Долго он бродил по свету, сердце для любимой искал. У мудрецов спрашивал, у святых отцов, у старых знахарок и у черных ведьм: как, мол, найти сердце для девки, что родилась без сердца? И никто не знал. Мудрецы говорили, что не бывает так, чтобы человек без сердца родился: сердце по телу кровь разгоняет, нет сердца — и человек умрет. Святые отцы говорили, что на все воля господа: раз такой девка родилась, значит, послано оно ей в испытание, родителям в наказание, другим в предостережение. Старые знахарки качали седыми головами и признавали свое бессилие, а черные ведьмы смеялись над парнем: полюбил бессердечную — вот и страдай теперь сам, нечего людей от дел отвлекать.
Прошел почти год, надо было возвращаться к отцу девки — ни с чем. Загрустил парень, посмотрел на стоптанные сапоги и развернулся к дому.
Шел он, шел, грустил и думал, как быть. Не себя было жалко — невесту несостоявшуюся. Добрым был тот парень — себе на беду.

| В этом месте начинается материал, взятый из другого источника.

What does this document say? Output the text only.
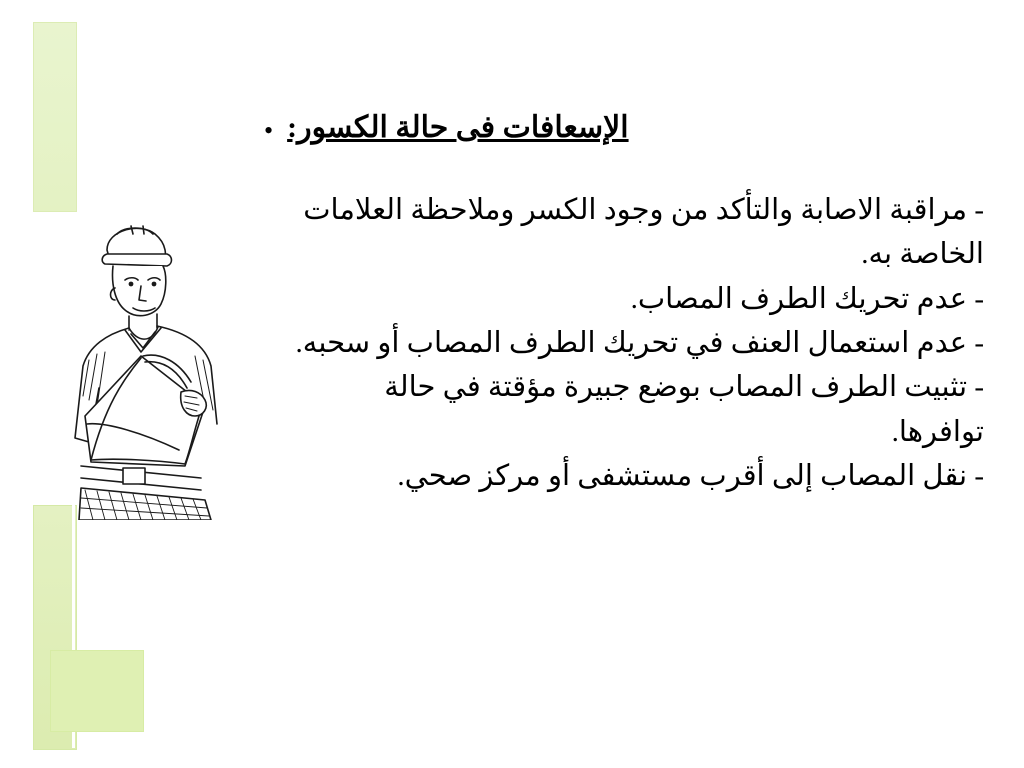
• الإسعافات فى حالة الكسور:
- مراقبة الاصابة والتأكد من وجود الكسر وملاحظة العلامات
الخاصة به.
- عدم تحريك الطرف المصاب.
- عدم استعمال العنف في تحريك الطرف المصاب أو سحبه.
- تثبيت الطرف المصاب بوضع جبيرة مؤقتة في حالة
توافرها.
- نقل المصاب إلى أقرب مستشفى أو مركز صحي.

Солнце за лес закатилось, звезды на небе зажглись, вышел месяц из-за облака, смотрит хитро, улыбается остро. Тень впереди парня бежит по земле, а тут сзади ее другая тень нагоняет. Парень обернулся — перед ним человек, не видно во тьме, молодой или старый, сам весь черный, невысокий, но крепкий, и шапка на брови надвинута. А на шапке — петушиное перо, длинное, на ночном ветру трепыхается.
— Здравствуй, — говорит тот человек. — Доброй тебе ночи, дружочек. Куда путь держишь?
Парень и сказал — куда, и пошли они дальше вместе.
А молча идти скучно, вот и разговорились, и парень все рассказал: ходил, мол, сердце искал для девки бессердечной, но не нашел.
— Девка без сердца — то не радость, но и не редкость, — рассмеялся человек. — Каждая вторая, считай, мается тем недугом, пока не встретит, кого надо. Любишь ее?
— Люблю! — ответил парень. — Очень люблю!